In May, authorities in Wuhan, China, had conducted millions of tests in days, in part by conducting pooled testing, Chinese news outlet Caixin reported.
Resource-limited countries with limited test availability and low disease prevalence, such as Rwanda, also have used pool testing well, Juthani said.
How many people’s samples could be in one pool?
A recent study in Israel recently demonstrated that, for Covid-19 pool testing, a test could evaluate pools of at least 32 nasal samples without losing sensitivity, or the ability to correctly identify true positives, Litvak said.
But US health officials generally have been talking about pools of lower numbers. Birx has spoken of pools of five or greater.
Generally speaking, the greater the disease’s prevalence in a population, the smaller your pools have to be, Litvak said.
How does this work out to fewer tests overall?
If a pool test is positive, yes, you have to test everyone individually. So, under the basic procedure, you will have run one more test (the pool test) than you would have, had you just decided to test everyone individually from the start.
But, that’s why pool testing should be done in populations where the disease isn’t believed to be widespread. Under those circumstances, you presumably clear a lot of people with just one test.
Juthani gives this example under the basic procedure: Presume you take 100 people, and break them into 20 pools of five. Now presume a prevalence rate of just 5%, meaning there will be five true positives out of 100.
If each one of the five positives turns up in a separate pool, five of your 20 pools are positive.
So, you ran 20 pool tests, and because of the five pool positives, you have to additionally test 25 individuals.
That’s 45 diagnostic tests, versus 100 diagnostic tests had you tested each individual separately from the beginning.
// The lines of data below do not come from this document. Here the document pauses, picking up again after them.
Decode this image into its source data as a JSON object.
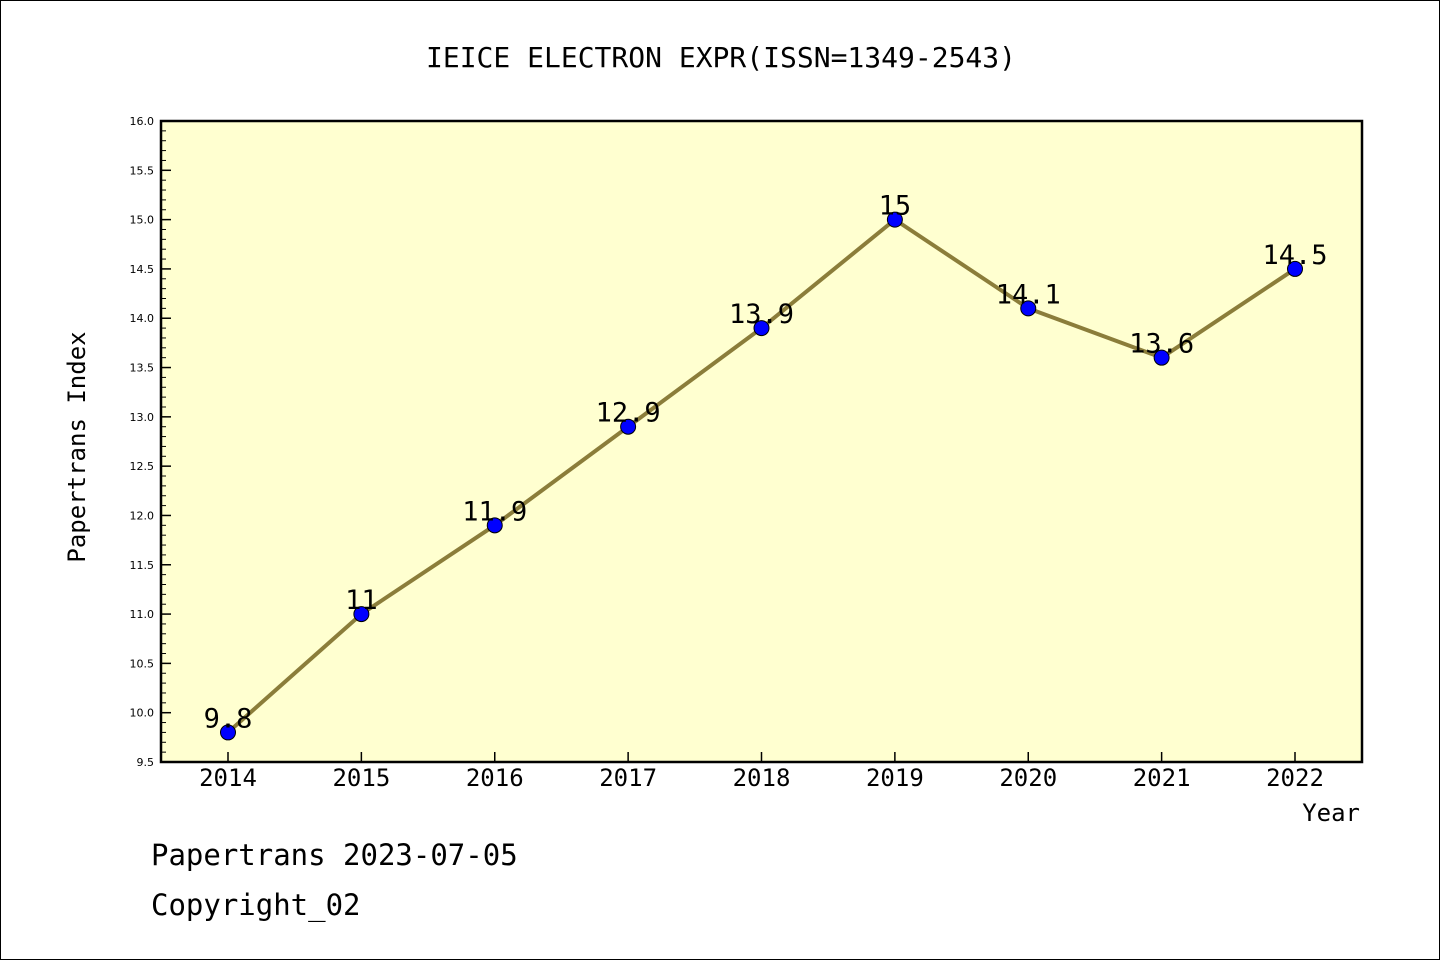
{
  "footer": {
    "source_line": "Papertrans 2023-07-05",
    "copyright_line": "Copyright_02"
  },
  "colors": {
    "plot_background": "#ffffd0",
    "line": "#8b7d3a",
    "marker": "#0000ff",
    "axis": "#000000"
  },
  "chart_data": {
    "type": "line",
    "title": "IEICE ELECTRON EXPR(ISSN=1349-2543)",
    "xlabel": "Year",
    "ylabel": "Papertrans Index",
    "categories": [
      "2014",
      "2015",
      "2016",
      "2017",
      "2018",
      "2019",
      "2020",
      "2021",
      "2022"
    ],
    "series": [
      {
        "values": [
          9.8,
          11,
          11.9,
          12.9,
          13.9,
          15,
          14.1,
          13.6,
          14.5
        ],
        "labels": [
          "9.8",
          "11",
          "11.9",
          "12.9",
          "13.9",
          "15",
          "14.1",
          "13.6",
          "14.5"
        ]
      }
    ],
    "ylim": [
      9.5,
      16.0
    ],
    "yticks": [
      "9.5",
      "10.0",
      "10.5",
      "11.0",
      "11.5",
      "12.0",
      "12.5",
      "13.0",
      "13.5",
      "14.0",
      "14.5",
      "15.0",
      "15.5",
      "16.0"
    ],
    "grid": false,
    "legend": "none"
  }
}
It gets inefficient if the prevalence rate is high. If there were 30 true positives in your group of 100, all of your 20 pools of five may have at least one positive sample. If all pools test positive, you need to test all individual samples – so now you’ve run 120 tests (20 pool and 100 individual), which is a waste of time and resources.
How do you guard against false negatives?
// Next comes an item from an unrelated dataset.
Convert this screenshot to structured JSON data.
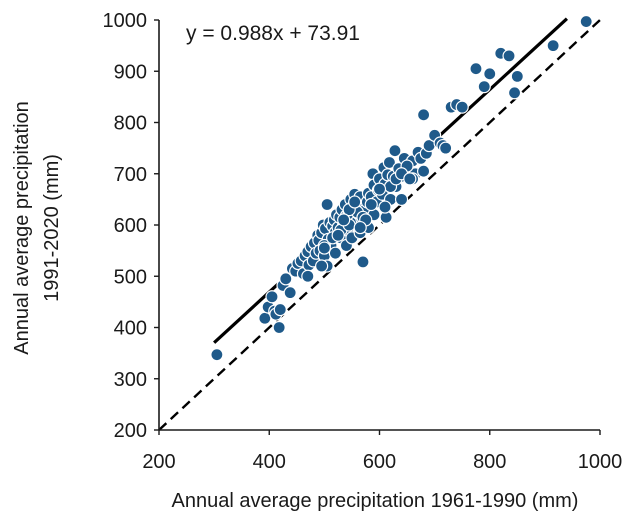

The FDA warns, as noted above, that pool testing could lead to more false negatives than simple individual testing if the results are “not properly validated.”
Pool samples could be tested twice, for greater confidence, Juthani says.
In that situation, using one of the scenarios above, you may run (5% prevalence; 100 subjects; 20 pool tests), you’d have:
• 20 initial tests
• 15 to 20 confirmatory tests (because five should be positive at some point)
• 25 individual tests because of the five positive pools.
You would have spent 60 to 65 tests – still fewer than the 100 you’d otherwise have done individually.
Other issues could lead to false negatives, including poor specimen collection, or poor tests with low specificity, Juthani says.
Litvak argues for an even more rigorous approach, called split-pool testing. He said his 1990s research demonstrated this is dramatically more accurate than simple pooled testing.
Split-pool testing is:
1) Test a pool – say, it’s eight people – twice. If the pool is negative twice, then clear everyone.
2) If the pool tests positive either time, then, split the pool in half, and then test both halves twice. In this example, create two pools of four, and test each pool twice.
3) Clear any pool that was negative. If either pool of four tests positive, split that pool again – two pools of two, and repeat, until you’re down to individual tests.
This still will result in fewer tests than going straight to individual testing, assuming low prevalence. And, because this protocol whittles down the eventual number of individual tests needed, it can even yield fewer tests than simple pooled testing.
Split-pool testing should be the preferred protocol, he said.
“Given the urgent need for large-scale testing in the US and limited resources, the right pooled testing protocol becomes a priority,” he said.
CNN’s Jacqueline Howard, Amanda Watts and Lauren Mascarenhas contributed to this report.